After parting company with Treacy, stouthearted multi-instrumentalist and sonorous vocalist Jowe Head resumed the intermittent low-budget solo career he began when Swell Maps ended. Unhinged repeats the entire contents of Personal Organiser, a casual and wildly eclectic 1989 German release, adding four leftovers from those sessions (including the massed “Crab Chorus,” the speed-drumming goth-trombone noise of “Marzipan” and the Bonzo Dog Band-styled rendition of “Istanbul,” the oldie covered to snappier effect by They Might Be Giants) and seven equally unpredictable-sounding live tracks, the oddest of which is the Fall-styling “Tarbabies.” Four of the same songs make up Jowe Head’s Legendary EP.

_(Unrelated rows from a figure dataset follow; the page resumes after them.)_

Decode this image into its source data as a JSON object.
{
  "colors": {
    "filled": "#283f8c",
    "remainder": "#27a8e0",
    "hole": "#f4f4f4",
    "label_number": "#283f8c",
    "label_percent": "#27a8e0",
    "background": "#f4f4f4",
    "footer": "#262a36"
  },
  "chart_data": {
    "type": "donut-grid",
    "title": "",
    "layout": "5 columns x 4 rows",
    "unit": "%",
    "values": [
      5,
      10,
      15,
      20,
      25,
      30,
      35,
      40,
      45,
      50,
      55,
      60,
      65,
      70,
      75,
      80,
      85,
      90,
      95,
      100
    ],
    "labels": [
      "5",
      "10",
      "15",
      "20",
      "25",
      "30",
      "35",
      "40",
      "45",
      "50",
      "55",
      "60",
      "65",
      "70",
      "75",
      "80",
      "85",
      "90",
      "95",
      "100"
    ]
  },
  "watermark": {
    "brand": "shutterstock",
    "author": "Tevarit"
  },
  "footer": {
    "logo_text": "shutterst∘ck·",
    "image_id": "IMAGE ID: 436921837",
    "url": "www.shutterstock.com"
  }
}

For Treacy’s sake, it’s encouraging to hear him reunited with Jowe on Top Gear, a long, sloppy and poignant live album (the band’s fourth official concert LP; the same tour also produced the fifth, Made in Japan) cleanly recorded in Osaka in April 1994 (although the sleeve incorrectly indicates 1995). With drummer Lenny Helsing on loan from the Thanes, the TVPs very nearly outnumber the “crowd”: the smattering of polite applause suggests an audience of perhaps a half-dozen. Nonetheless, a composed and confident Treacy still wields his music like a flashlight, pouring his heart and his not-quite tuned guitar into the career retrospective with a lot more evident meaning than the audience could possibly appreciate. Each of the eighteen songs is a reminder of the thin line between his art and life. He barely gets through “All My Dreams Are Dead” and makes the tenderness of “If I Could Write Poetry” and “Little Works of Art” and the confessions of “This Heart’s Not Made of Stone” achingly real. The jollier songs (like “Magnificent Dreams,” “I Hope You Have a Nice Day” and “Picture of Dorian Gray”) buoy the mood; the emotional scorecard winds up about level. Not at all for neophytes, but a must for fans.